Expedia is next on the Bundeskartellamt’s list, with proceedings underway against their ‘best price’ clauses. The wider impact on the European hospitality industry remains to be seen, but the Bundeskartellamt comments;
“The authority remains in close contact with the European competition authorities also conducting proceedings in this context and the European Commission and will participate in the coming year in an evaluation of different measures which the competition authorities have undertaken on the European hotel portal markets.”
Triptease comment…
Triptease, providers of price comparison tool ‘Price Check’ that allows hoteliers to show a price comparison of their rates versus OTAs were recently the centre of legal wranglings with Booking.com, with the OTA suggesting that their tool was “unlawfully accessing Booking.com’s data”.

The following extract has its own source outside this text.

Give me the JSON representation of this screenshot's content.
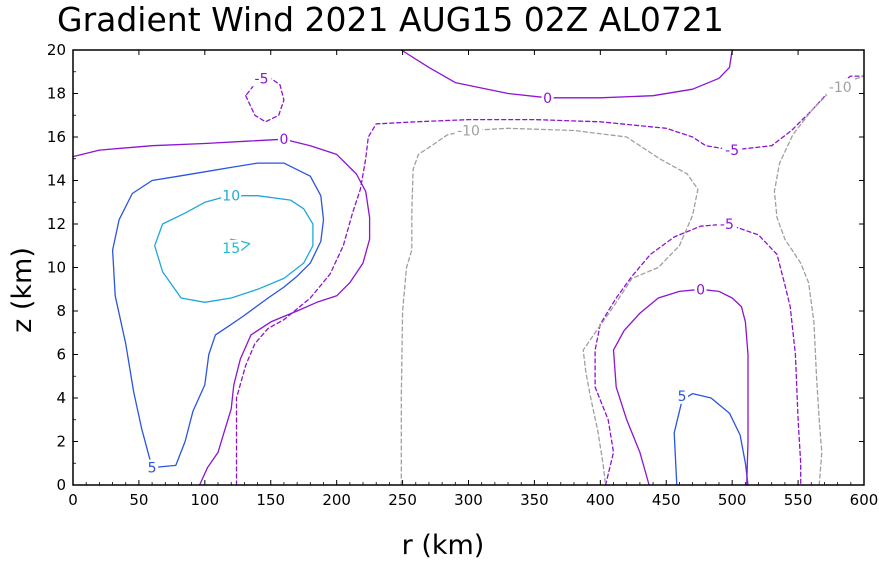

Hotel Speak approached Charlie Osmond, Triptease’s ‘Chief Tease’ for comment on today’s Bundeskartellamt announcement;
“This is a great win for consumers as hotels now have the freedom to offer the best prices direct. Wunderbar!
The Bundeskartellamt (German Cartel Office) has made it clear that Booking.com’s contracts were anti-competitive, even the compromises that Booking put forward demonstrated no apparent benefit to the consumer.
We think there is a growing understanding among savvy travellers that hoteliers prefer direct bookers. We’re delighted that this ruling makes it possible for German hotels to incentivise direct bookings with lower prices.
We believe that Booking.com wants to restrict competition in the market. They’ve tried to prevent hotels from offering better deals direct and attempted to restrict price transparency.”